Even if the Commission is averse to the idea of making public confession of the causes of its failure, they should at least go back to the UN and present a proper report to them so that the next step could be considered on the level of the UNO.
Nehru very clearly did not want to get entangled in any form of bloc politics and as was his wont steered clear of both the fronts in the Cold War, instead opting for non-alignment as a foreign policy credo. For him there was no ‘unfinished part of the partition’, something that Pakistan has been persisting as an idiom for Kashmir over these last 70 years. D.P. Dhar’s note and Nehru’s resolve scuttled the Anglo-American design for an Arbitrator who would function as an agent provocateur.
While expostulating on his argument, Dhar referred to a recent article in the London Times in which suggestion of a similar nature had been offered:
“The solution of the problem is not the appointment of an Arbitrator but reinforcement of the powers at present exercised by the UNCIP. In such an event, the size of the Commission would probably be shorter than it is at the present moment.
“If such a course is to be adopted, the possibility of proving India as the intransigent party to the dispute would be eliminated.
“The other method of resistance would be to reject outright the very idea of arbitration. Such a straight rejection without taking advantage to the legalistic arguments in favour of India would not appear palatable.”
One needs to add that the Czechoslovak representative of the UNCIP, Dr. Oldrich Chyle (Chyle took the post after resignation of Josef Korbel father of Madeline Albright who went on to become US Secretary of State) criticised the UNCIP’s work. According to him, the arbitration move was a pre-planned attempt on the part of the USA and UK to intervene in the dispute.
Signing off negatively on the same arbitration proposals was Bakshi Ghulam Mohd., one of Sheikh Abdullah’s key lieutenants. Writing to Sheikh on September 5, 1949, Bakshi stated:
“We stand for the total rejection of these proposals and any stand that modifies our views will not be acceptable to us. In no event shall we surrender the destiny of our country to a course of action which is designed to annihilate us.”
“We feel very strongly on this question and we beg you to communicate the strength of our feeling to the Government of India.”
“I would also like to draw your attention to the recent statements of Admiral Nimitz which have been appearing from time to time in the world press. The examination of the views he has expressed particularly with regard to the feasibility of restricting the franchise in the event of the Plebiscite is a clear indication of the fact that he has even before his appointment prejudged the whole issue. In view of this, it will not be possible for the Government of J&K to consider his formal appointment because his utterances have thrown a great cloud over his impartiality.”
This was followed by an even stronger note from the Government of J&K to the Government of India which left no doubt in anyone’s mind as to where Sheikh Abdullah and Co stood. It was a matter of life and death.

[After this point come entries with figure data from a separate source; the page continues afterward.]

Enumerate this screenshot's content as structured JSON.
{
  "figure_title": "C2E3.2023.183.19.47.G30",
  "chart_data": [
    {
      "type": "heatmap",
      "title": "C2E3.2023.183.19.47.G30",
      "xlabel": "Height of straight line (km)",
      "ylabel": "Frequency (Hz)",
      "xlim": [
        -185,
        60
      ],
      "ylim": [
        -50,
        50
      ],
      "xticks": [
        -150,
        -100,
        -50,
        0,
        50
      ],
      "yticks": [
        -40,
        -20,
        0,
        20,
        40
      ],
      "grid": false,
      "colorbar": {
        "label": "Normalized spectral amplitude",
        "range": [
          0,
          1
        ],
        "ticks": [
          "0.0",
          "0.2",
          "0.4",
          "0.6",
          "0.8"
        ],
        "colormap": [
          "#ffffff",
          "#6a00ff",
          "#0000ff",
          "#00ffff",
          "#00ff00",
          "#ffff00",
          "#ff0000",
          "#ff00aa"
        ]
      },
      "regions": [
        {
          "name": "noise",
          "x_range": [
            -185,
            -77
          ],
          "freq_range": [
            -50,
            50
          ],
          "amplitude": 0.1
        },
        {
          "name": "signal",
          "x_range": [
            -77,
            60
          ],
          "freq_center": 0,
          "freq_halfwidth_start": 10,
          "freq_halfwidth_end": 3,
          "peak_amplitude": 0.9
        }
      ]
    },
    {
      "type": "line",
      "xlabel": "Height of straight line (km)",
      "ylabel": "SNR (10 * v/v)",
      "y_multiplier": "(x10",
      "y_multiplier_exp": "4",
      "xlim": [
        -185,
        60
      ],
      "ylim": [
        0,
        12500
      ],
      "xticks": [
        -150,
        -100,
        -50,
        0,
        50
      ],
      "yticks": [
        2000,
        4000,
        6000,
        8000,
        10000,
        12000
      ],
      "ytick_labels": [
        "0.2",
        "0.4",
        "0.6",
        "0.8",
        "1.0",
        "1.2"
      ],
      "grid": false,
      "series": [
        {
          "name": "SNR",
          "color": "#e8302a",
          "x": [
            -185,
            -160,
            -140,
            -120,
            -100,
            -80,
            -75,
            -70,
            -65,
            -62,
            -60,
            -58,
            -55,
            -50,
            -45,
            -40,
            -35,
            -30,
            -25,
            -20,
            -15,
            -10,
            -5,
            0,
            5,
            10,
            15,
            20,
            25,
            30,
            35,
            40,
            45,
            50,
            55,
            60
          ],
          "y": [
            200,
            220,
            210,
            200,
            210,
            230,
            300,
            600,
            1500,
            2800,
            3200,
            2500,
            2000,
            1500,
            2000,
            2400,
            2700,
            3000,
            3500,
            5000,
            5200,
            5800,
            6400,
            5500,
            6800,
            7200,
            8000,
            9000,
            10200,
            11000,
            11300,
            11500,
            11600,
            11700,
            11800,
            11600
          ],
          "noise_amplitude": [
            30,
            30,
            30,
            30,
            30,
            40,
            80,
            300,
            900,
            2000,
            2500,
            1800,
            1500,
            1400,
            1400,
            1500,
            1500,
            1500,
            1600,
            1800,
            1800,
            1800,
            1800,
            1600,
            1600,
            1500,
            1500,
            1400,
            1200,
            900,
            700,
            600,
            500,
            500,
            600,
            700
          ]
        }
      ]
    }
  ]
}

“An Arbitrator who in fact will be a nominee of the Anglo-Americans cannot but reflect the tendencies of partiality in his judgment. Apart from this, questions which are so vital to our very existence cannot and must not be handed over to the whim of an individual, howsoever highly placed he may be.”
“Pakistan being conscious of the basic weakness of its position as an aggressor is interested in hurrying, so that the issues are sufficiently confused. In this way, the keen desire of Pakistan to get the Plebiscite through in a state of bewilderment and confusion has been so faithfully endorsed by the latest proposals of the UNCIP.”
“…it was Pakistan who always exhibited the tactics of an intransigent bully and every time the Commission bowed to her intransigence. It always called on us to give and acquiesce every time in favour of desire to grab. An agreement on the ceasefire lines was possible only because India conceded generously to the demands of Pakistan.”